Efficient Learning of Quadratic Variance Function Directed Acyclic Graphs via Topological Layers
研究了一类非高斯有向无环图模型,其中每个节点的条件方差是条件均值的二次函数,涵盖泊松、二项、几何等分布。提出拓扑层概念,开发高效学习算法,先分层重建拓扑结构再恢复边,计算成本低于现有方法,并在NBA球员数据和阿里化妆品销售数据上验证了优势。
Directed acyclic graph (DAG) models are widely used to represent casual relationships among random variables in many application domains. This article studies a special class of non-Gaussian DAG models, where the conditional variance of each node given its parents is a quadratic function of its conditional mean.
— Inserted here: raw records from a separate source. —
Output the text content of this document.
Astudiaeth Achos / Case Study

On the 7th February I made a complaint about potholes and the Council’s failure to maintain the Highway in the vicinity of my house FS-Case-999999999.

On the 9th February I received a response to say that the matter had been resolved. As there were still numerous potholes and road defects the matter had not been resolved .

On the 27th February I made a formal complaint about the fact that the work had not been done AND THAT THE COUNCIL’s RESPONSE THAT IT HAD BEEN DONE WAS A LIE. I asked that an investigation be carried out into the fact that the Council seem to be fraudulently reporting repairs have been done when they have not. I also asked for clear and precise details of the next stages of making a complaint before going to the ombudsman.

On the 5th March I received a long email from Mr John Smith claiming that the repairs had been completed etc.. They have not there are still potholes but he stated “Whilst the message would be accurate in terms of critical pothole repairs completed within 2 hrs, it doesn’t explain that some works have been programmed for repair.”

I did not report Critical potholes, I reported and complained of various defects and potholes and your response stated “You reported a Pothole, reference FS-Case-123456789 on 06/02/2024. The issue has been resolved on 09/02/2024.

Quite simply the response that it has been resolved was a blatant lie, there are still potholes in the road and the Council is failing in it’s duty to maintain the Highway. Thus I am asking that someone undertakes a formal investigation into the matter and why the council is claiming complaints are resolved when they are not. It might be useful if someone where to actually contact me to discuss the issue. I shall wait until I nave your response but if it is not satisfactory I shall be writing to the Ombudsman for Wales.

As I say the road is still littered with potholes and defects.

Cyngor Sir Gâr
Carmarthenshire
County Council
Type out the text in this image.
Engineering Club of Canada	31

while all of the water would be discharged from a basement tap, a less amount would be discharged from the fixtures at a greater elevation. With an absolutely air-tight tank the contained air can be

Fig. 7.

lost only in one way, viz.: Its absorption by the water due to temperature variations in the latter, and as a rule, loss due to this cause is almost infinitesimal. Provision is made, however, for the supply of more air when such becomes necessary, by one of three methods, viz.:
Such a class of non-Gaussian DAG models are fairly flexible and admit many popular distributions as special cases, including Poisson, Binomial, Geometric, Exponential, and Gamma. To facilitate learning, we introduce a novel concept of topological layers, and develop an efficient DAG learning algorithm. It first reconstructs the topological layers in a hierarchical fashion and then recovers the directed edges between nodes in different layers, which requires much less computational cost than most existing algorithms in literature. Its advantage is also demonstrated in a number of simulated examples, as well as its applications to two real-life datasets, including an NBA player statistics data and a cosmetic sales data collected by Alibaba. Supplementary materials for this article are available online.